The word cheers has not been uttered by many individuals this year. With the recent Covid-19 pandemic, numerous forest fires, and police brutality riots of 2020, there has been little or no cause for celebration. Many countries, however, are saying goodbye to lockdowns and reopening schools, bars, and churches.
This has brought joy to many people’s hearts in different countries who were having difficulty coping with the situation. Numerous individuals are raising a glass to better days and uttering the traditional toast cheers.
Meaning and History of the Word Cheer
Cheer is a happy word attached to celebrations and friendship. Additionally, the term is used in supporting a sports team or a sportsperson. Furthermore, cheer is used when someone is trying to lift the spirits of someone who’s sad.
In the past, however, the word cheer was not all about joy and comfort. Sometimes the word embraced far sadder emotions as well. The story of cheer began in ancient times with the Latin ‘cara’ meaning head or face. Centuries later, the word cheer traveled into French. In French, the word cheer was known as ‘cheir.’ From French, the word traveled onto English as ‘cheer.’
When the word first traveled into English in the past, it was used to describe someone’s facial expression. Individuals used the term to particularly describe the reflection on someone’s face of their inner feelings. The feeling of happiness, calm, anger, or melancholy, and many others could be described using the word cheer.
Early References of the Word Cheer
Most of the early references of the word cheer linger on the term’s utilization to describe sadness. For instance, the term cheer is utilized in a 15th-century reworking of the story of King Arthur.
In the story, Sir Lancelot is described as departing suddenly with a heavy cheer. Others in the same period are described as having a sad and sori cheer. Additionally, some individuals in the story are described to have a waylinge and lamentable cheer.

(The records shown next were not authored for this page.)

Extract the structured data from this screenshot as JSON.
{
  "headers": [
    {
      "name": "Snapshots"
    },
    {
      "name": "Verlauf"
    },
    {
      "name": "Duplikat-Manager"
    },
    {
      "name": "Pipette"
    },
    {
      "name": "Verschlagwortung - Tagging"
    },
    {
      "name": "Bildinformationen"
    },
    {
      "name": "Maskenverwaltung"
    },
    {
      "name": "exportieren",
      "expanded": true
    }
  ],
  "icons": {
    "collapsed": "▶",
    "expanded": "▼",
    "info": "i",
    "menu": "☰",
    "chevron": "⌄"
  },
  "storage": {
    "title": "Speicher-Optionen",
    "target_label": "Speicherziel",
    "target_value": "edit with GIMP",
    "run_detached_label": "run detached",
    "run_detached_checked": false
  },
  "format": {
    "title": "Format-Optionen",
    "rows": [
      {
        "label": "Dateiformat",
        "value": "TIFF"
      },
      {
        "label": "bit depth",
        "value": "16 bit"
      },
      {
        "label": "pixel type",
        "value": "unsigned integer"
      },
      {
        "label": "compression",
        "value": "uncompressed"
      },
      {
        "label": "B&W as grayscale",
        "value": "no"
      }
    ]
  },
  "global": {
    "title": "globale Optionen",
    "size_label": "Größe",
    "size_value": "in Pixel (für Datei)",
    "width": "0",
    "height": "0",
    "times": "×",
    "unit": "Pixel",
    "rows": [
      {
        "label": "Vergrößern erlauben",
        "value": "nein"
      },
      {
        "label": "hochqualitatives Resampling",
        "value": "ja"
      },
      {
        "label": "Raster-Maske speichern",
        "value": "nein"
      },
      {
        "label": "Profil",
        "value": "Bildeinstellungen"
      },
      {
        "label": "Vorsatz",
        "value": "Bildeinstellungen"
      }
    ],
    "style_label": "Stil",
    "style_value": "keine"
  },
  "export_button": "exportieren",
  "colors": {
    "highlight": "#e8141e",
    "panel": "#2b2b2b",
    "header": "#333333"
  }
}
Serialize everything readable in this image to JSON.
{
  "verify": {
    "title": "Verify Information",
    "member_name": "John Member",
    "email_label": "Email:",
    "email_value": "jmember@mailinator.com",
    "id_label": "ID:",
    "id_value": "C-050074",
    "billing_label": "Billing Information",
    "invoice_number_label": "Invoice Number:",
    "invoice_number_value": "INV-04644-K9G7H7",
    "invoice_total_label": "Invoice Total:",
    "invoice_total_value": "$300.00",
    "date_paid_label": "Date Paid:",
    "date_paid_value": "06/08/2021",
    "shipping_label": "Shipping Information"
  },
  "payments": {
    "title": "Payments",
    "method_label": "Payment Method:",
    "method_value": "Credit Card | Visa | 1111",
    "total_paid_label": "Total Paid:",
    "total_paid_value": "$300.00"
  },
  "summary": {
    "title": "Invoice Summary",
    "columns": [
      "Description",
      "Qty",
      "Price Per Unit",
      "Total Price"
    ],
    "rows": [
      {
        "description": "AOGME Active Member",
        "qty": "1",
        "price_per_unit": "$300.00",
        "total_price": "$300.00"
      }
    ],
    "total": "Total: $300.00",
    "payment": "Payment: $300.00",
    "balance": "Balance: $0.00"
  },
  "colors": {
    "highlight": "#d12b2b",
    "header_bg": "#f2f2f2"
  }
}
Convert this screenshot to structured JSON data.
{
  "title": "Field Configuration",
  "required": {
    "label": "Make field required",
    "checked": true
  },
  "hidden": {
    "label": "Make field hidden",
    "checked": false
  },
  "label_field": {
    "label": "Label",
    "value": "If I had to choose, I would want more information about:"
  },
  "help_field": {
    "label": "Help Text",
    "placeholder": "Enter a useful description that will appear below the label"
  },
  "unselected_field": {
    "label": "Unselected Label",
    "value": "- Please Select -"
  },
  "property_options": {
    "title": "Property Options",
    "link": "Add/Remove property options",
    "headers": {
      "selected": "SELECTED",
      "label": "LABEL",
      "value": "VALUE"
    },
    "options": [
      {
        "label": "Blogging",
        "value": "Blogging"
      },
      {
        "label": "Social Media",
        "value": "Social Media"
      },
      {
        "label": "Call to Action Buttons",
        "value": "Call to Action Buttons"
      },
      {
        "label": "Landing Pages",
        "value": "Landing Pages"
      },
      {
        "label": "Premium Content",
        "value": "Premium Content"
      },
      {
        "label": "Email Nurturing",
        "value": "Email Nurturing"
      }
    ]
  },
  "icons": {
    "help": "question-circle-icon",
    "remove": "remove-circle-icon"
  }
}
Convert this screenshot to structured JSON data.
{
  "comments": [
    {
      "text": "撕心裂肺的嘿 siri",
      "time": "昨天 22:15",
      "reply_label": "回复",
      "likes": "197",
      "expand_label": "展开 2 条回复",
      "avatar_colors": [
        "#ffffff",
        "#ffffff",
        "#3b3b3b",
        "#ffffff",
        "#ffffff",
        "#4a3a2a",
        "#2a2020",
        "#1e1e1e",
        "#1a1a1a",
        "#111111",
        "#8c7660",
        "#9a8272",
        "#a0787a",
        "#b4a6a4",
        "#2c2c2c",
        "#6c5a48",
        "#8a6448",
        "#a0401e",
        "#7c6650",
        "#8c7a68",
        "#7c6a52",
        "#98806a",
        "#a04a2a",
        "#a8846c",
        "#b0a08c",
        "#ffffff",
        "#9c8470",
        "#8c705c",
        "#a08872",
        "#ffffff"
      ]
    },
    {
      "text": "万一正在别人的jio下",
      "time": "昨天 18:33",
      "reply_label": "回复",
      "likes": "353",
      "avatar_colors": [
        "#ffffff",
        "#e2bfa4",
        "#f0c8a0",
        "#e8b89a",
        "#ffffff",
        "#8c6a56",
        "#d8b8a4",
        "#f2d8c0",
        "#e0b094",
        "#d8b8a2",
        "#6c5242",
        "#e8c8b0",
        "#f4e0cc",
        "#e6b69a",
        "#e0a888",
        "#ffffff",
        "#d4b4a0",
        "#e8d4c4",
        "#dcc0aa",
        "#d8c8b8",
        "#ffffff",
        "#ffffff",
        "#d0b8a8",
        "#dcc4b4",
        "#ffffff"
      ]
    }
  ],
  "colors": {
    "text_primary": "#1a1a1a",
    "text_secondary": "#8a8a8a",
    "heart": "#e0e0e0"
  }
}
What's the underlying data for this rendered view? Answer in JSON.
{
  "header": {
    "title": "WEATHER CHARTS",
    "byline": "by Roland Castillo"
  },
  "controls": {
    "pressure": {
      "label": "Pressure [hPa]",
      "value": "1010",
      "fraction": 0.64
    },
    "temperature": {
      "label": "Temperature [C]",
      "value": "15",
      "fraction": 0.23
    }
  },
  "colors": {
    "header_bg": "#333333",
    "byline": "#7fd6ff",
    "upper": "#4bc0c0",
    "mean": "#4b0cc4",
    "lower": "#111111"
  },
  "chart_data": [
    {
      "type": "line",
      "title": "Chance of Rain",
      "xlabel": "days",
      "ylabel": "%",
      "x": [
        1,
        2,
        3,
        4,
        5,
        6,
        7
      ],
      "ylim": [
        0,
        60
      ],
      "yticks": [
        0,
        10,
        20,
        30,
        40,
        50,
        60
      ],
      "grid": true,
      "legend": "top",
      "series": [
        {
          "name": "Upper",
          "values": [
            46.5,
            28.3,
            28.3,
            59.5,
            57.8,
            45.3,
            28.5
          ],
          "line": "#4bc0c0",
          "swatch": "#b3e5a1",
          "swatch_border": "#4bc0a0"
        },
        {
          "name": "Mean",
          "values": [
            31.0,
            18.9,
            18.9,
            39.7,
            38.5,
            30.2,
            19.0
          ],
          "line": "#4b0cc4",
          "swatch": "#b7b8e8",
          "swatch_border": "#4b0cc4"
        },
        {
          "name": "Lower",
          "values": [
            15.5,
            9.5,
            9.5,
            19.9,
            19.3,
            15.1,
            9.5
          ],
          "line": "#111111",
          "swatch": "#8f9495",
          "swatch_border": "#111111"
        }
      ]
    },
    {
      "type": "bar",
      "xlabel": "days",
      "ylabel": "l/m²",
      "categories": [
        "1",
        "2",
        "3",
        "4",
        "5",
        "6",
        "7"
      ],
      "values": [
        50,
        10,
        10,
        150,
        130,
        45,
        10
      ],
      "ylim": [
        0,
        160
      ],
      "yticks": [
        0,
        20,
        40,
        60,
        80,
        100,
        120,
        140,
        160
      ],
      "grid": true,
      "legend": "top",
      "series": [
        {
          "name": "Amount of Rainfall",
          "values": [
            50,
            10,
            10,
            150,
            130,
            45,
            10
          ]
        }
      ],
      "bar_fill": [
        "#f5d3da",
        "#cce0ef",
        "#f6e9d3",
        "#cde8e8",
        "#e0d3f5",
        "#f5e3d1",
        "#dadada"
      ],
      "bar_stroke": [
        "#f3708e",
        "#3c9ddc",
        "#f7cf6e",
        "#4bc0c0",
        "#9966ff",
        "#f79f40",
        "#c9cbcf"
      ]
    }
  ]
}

After a couple of centuries passed, the noun cheer took on a happier note. To cheer someone on was to shout words of encouragement from the sidelines. While as early as the 19th century, to give three cheers was to celebrate a triumph or achievement. In the same 19th century, what cheer was a common greeting used to mean how are you. The phrase what cheer eventually got worn down to wotcha as the years went by.
Use of the Word Cheers in a Toast
Numerous people nowadays utter the word cheers as a sign-off, meaning thank you. Originally, however, uttering cheers as a sing-off meant wishing someone good cheer upon parting. Additionally, many people use the word cheers nowadays as a toast. Several people, however, don’t know about the history of the phrase toast.
The word toast goes back to the medieval tradition of adding spiced toast to wine at a celebration. The person being toasted was thought to add flavor to the gathering just as the toast did to the wine. So whenever someone uses the word cheers as a toast, they want to celebrate someone or something important to them that brings them joy.